Here are some observations from Fez this time last year:
4 December 2006, Fez Morocco, 1144 hours local time

I have in amazement noted the presence of many liquor shops, and a large liquor section at Marjane’s, with a back door… for the French, the tourists, the Muslims gone astray?

There are a section of women with hair the color of shoe polish; an odd purple color that comes from henna applied to jet-black hair I believe.

I have made note of a great many people – men, women, and the occasional child – with eye patches. It appears to be medical, not from an injury, and I wonder if it is some endemic disease, or something environmental?

None of the government offices in Fez, and I had cause to visit them all in pursuit of a residency card, have a single computer. They all work on paper and the files are kept in flimsy tin cabinets.

The cab driver I had recently on my trip to Marjane’s: “You must learn Arabic to read the Koran, to enter the mosque, the Koran takes all (after the explanation I am Buddhist) people under Islam. “You are a writer woman. This is good.” It was the kindest of proselytizing.

The distance between rich and poor is vast, but they don’t clash up against each other on a daily basis; the culture is “inward” like the houses. Even more than in other places of the world, you can’t go on outside appearances.

Overheard in conversation at lunch with Q and some of the girls: We were discussing the differences between the Catholic and Buddhist views on sex before marriage.
P: “My parents have accepted that I sinned and we moved on, we just don’t talk about it?”
Q: “I think it is great that you learned to speak Italian just to sin.”

There is no “Health and Safety commission”, no OSCHA: at the construction site you see the workers hauling the bricks up with rope on precarious wooden platforms, chaps on the ledge smoothing the cement with trowels and no safety ropes or helmets; and the welder with no gloves, glasses, helmet, or coveralls.

Moroccan men cannot parallel park, but they can dance.

I have been here long enough now to tell the difference between couture and off the rack djellabas.

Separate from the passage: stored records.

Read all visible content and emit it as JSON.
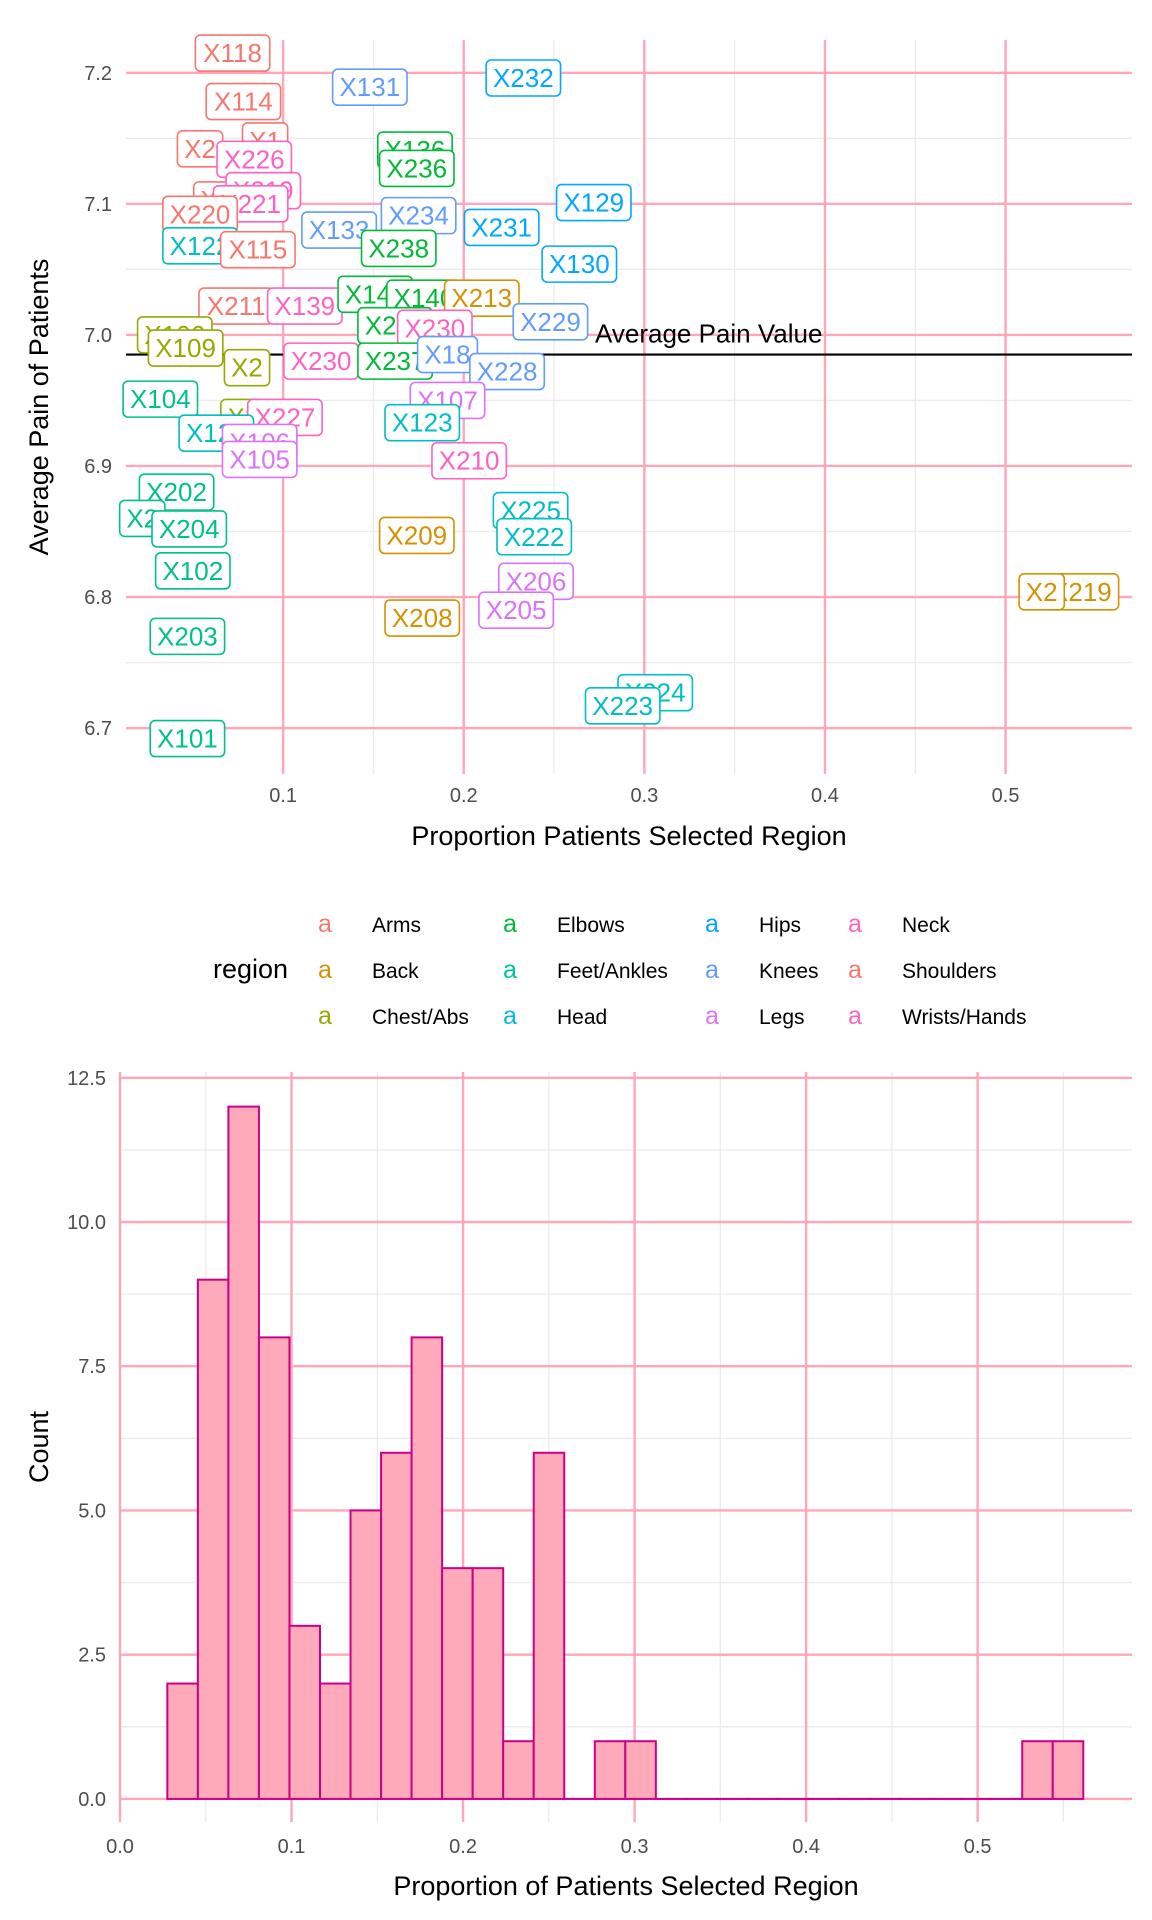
{
  "chart_data": [
    {
      "type": "scatter",
      "title": "",
      "xlabel": "Proportion Patients Selected Region",
      "ylabel": "Average Pain of Patients",
      "xlim": [
        0.013,
        0.57
      ],
      "ylim": [
        6.665,
        7.225
      ],
      "x_ticks": [
        0.1,
        0.2,
        0.3,
        0.4,
        0.5
      ],
      "x_tick_labels": [
        "0.1",
        "0.2",
        "0.3",
        "0.4",
        "0.5"
      ],
      "y_ticks": [
        6.7,
        6.8,
        6.9,
        7.0,
        7.1,
        7.2
      ],
      "y_tick_labels": [
        "6.7",
        "6.8",
        "6.9",
        "7.0",
        "7.1",
        "7.2"
      ],
      "grid": true,
      "reference_line": {
        "y": 6.985,
        "label": "Average Pain Value"
      },
      "legend": {
        "title": "region",
        "position": "bottom",
        "key_glyph": "a",
        "entries": [
          {
            "name": "Arms",
            "color": "#F8766D"
          },
          {
            "name": "Back",
            "color": "#D39200"
          },
          {
            "name": "Chest/Abs",
            "color": "#93AA00"
          },
          {
            "name": "Elbows",
            "color": "#00BA38"
          },
          {
            "name": "Feet/Ankles",
            "color": "#00C19F"
          },
          {
            "name": "Head",
            "color": "#00B9E3"
          },
          {
            "name": "Hips",
            "color": "#00A6FF"
          },
          {
            "name": "Knees",
            "color": "#619CFF"
          },
          {
            "name": "Legs",
            "color": "#DB72FB"
          },
          {
            "name": "Neck",
            "color": "#FF61C3"
          },
          {
            "name": "Shoulders",
            "color": "#F8766D"
          },
          {
            "name": "Wrists/Hands",
            "color": "#FF61C3"
          }
        ]
      },
      "points": [
        {
          "label": "X118",
          "x": 0.072,
          "y": 7.215,
          "color": "#F8766D"
        },
        {
          "label": "X114",
          "x": 0.078,
          "y": 7.178,
          "color": "#F8766D"
        },
        {
          "label": "X131",
          "x": 0.148,
          "y": 7.189,
          "color": "#619CFF"
        },
        {
          "label": "X232",
          "x": 0.233,
          "y": 7.196,
          "color": "#00A9FF"
        },
        {
          "label": "X2",
          "x": 0.054,
          "y": 7.142,
          "color": "#F8766D"
        },
        {
          "label": "X1",
          "x": 0.09,
          "y": 7.148,
          "color": "#F8766D"
        },
        {
          "label": "X226",
          "x": 0.084,
          "y": 7.134,
          "color": "#FF61C3"
        },
        {
          "label": "X136",
          "x": 0.173,
          "y": 7.141,
          "color": "#00BA38"
        },
        {
          "label": "X236",
          "x": 0.174,
          "y": 7.127,
          "color": "#00BA38"
        },
        {
          "label": "X1",
          "x": 0.063,
          "y": 7.103,
          "color": "#F8766D"
        },
        {
          "label": "X219",
          "x": 0.089,
          "y": 7.11,
          "color": "#FF61C3"
        },
        {
          "label": "X221",
          "x": 0.082,
          "y": 7.1,
          "color": "#FF61C3"
        },
        {
          "label": "X220",
          "x": 0.054,
          "y": 7.092,
          "color": "#F8766D"
        },
        {
          "label": "X129",
          "x": 0.272,
          "y": 7.101,
          "color": "#00A9FF"
        },
        {
          "label": "X234",
          "x": 0.175,
          "y": 7.091,
          "color": "#619CFF"
        },
        {
          "label": "X231",
          "x": 0.221,
          "y": 7.082,
          "color": "#00A9FF"
        },
        {
          "label": "X133",
          "x": 0.131,
          "y": 7.08,
          "color": "#619CFF"
        },
        {
          "label": "X122",
          "x": 0.054,
          "y": 7.068,
          "color": "#00BFC4"
        },
        {
          "label": "X115",
          "x": 0.086,
          "y": 7.065,
          "color": "#F8766D"
        },
        {
          "label": "X238",
          "x": 0.164,
          "y": 7.066,
          "color": "#00BA38"
        },
        {
          "label": "X130",
          "x": 0.264,
          "y": 7.054,
          "color": "#00A9FF"
        },
        {
          "label": "X211",
          "x": 0.074,
          "y": 7.022,
          "color": "#F8766D"
        },
        {
          "label": "X139",
          "x": 0.112,
          "y": 7.022,
          "color": "#FF61C3"
        },
        {
          "label": "X141",
          "x": 0.151,
          "y": 7.031,
          "color": "#00BA38"
        },
        {
          "label": "X140",
          "x": 0.178,
          "y": 7.028,
          "color": "#00BA38"
        },
        {
          "label": "X213",
          "x": 0.21,
          "y": 7.028,
          "color": "#D39200"
        },
        {
          "label": "X229",
          "x": 0.248,
          "y": 7.01,
          "color": "#619CFF"
        },
        {
          "label": "X235",
          "x": 0.162,
          "y": 7.007,
          "color": "#00BA38"
        },
        {
          "label": "X230",
          "x": 0.184,
          "y": 7.005,
          "color": "#FF61C3"
        },
        {
          "label": "X106",
          "x": 0.04,
          "y": 7.0,
          "color": "#93AA00"
        },
        {
          "label": "X109",
          "x": 0.046,
          "y": 6.99,
          "color": "#93AA00"
        },
        {
          "label": "X230",
          "x": 0.121,
          "y": 6.98,
          "color": "#FF61C3"
        },
        {
          "label": "X237",
          "x": 0.162,
          "y": 6.98,
          "color": "#00BA38"
        },
        {
          "label": "X2",
          "x": 0.08,
          "y": 6.975,
          "color": "#93AA00"
        },
        {
          "label": "X18",
          "x": 0.191,
          "y": 6.985,
          "color": "#619CFF"
        },
        {
          "label": "X228",
          "x": 0.224,
          "y": 6.972,
          "color": "#619CFF"
        },
        {
          "label": "X104",
          "x": 0.032,
          "y": 6.951,
          "color": "#00C08B"
        },
        {
          "label": "X107",
          "x": 0.191,
          "y": 6.95,
          "color": "#DB72FB"
        },
        {
          "label": "X2",
          "x": 0.078,
          "y": 6.937,
          "color": "#93AA00"
        },
        {
          "label": "X227",
          "x": 0.101,
          "y": 6.937,
          "color": "#FF61C3"
        },
        {
          "label": "X123",
          "x": 0.177,
          "y": 6.933,
          "color": "#00BFC4"
        },
        {
          "label": "X121",
          "x": 0.063,
          "y": 6.925,
          "color": "#00BFC4"
        },
        {
          "label": "X106",
          "x": 0.087,
          "y": 6.918,
          "color": "#DB72FB"
        },
        {
          "label": "X105",
          "x": 0.087,
          "y": 6.905,
          "color": "#DB72FB"
        },
        {
          "label": "X210",
          "x": 0.203,
          "y": 6.904,
          "color": "#FF61C3"
        },
        {
          "label": "X202",
          "x": 0.041,
          "y": 6.88,
          "color": "#00C08B"
        },
        {
          "label": "X2",
          "x": 0.022,
          "y": 6.86,
          "color": "#00C08B"
        },
        {
          "label": "X204",
          "x": 0.048,
          "y": 6.852,
          "color": "#00C08B"
        },
        {
          "label": "X225",
          "x": 0.237,
          "y": 6.866,
          "color": "#00BFC4"
        },
        {
          "label": "X222",
          "x": 0.239,
          "y": 6.846,
          "color": "#00BFC4"
        },
        {
          "label": "X209",
          "x": 0.174,
          "y": 6.847,
          "color": "#D39200"
        },
        {
          "label": "X102",
          "x": 0.05,
          "y": 6.82,
          "color": "#00C08B"
        },
        {
          "label": "X206",
          "x": 0.24,
          "y": 6.812,
          "color": "#DB72FB"
        },
        {
          "label": "X219",
          "x": 0.542,
          "y": 6.804,
          "color": "#D39200"
        },
        {
          "label": "X2",
          "x": 0.52,
          "y": 6.804,
          "color": "#D39200"
        },
        {
          "label": "X205",
          "x": 0.229,
          "y": 6.79,
          "color": "#DB72FB"
        },
        {
          "label": "X208",
          "x": 0.177,
          "y": 6.784,
          "color": "#D39200"
        },
        {
          "label": "X203",
          "x": 0.047,
          "y": 6.77,
          "color": "#00C08B"
        },
        {
          "label": "X224",
          "x": 0.306,
          "y": 6.727,
          "color": "#00BFC4"
        },
        {
          "label": "X223",
          "x": 0.288,
          "y": 6.717,
          "color": "#00BFC4"
        },
        {
          "label": "X101",
          "x": 0.047,
          "y": 6.692,
          "color": "#00C08B"
        }
      ]
    },
    {
      "type": "bar",
      "title": "",
      "xlabel": "Proportion of Patients Selected Region",
      "ylabel": "Count",
      "xlim": [
        0.0,
        0.59
      ],
      "ylim": [
        -0.4,
        12.6
      ],
      "x_ticks": [
        0.0,
        0.1,
        0.2,
        0.3,
        0.4,
        0.5
      ],
      "x_tick_labels": [
        "0.0",
        "0.1",
        "0.2",
        "0.3",
        "0.4",
        "0.5"
      ],
      "y_ticks": [
        0.0,
        2.5,
        5.0,
        7.5,
        10.0,
        12.5
      ],
      "y_tick_labels": [
        "0.0",
        "2.5",
        "5.0",
        "7.5",
        "10.0",
        "12.5"
      ],
      "grid": true,
      "bin_width": 0.0178,
      "bin_start": 0.0276,
      "counts": [
        2,
        9,
        12,
        8,
        3,
        2,
        5,
        6,
        8,
        4,
        4,
        1,
        6,
        0,
        1,
        1,
        0,
        0,
        0,
        0,
        0,
        0,
        0,
        0,
        0,
        0,
        0,
        0,
        1,
        1
      ],
      "fill_color": "#FFAABB",
      "edge_color": "#CC0088"
    }
  ]
}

The scariest rooms I know are – empty. The bureaucrat from the Residency cards took us upstairs to “the boss”. I long for the simplicity of the bajeesh of India where you simply hand over the bribe and you’re done) the bottom floor is like any bureaucracy, but notably bare of decoration, personal or otherwise. The second floor sent me reeling back thirty years to a similar set of bare rooms with long dark hallways set with closed doors with numbers set above. Shiver.

Morocco is lousy with birds and full of bird song. The birds come in all sizes from the tiny brown and grey songsters that perch in our window’s iron grating to the huge black majestic that fly the thermals.

Ciao lovely readers.

Wednesday, 21 November 2007

back soon

dear readers,

I have been quite ill, some better today. I shall be back soon.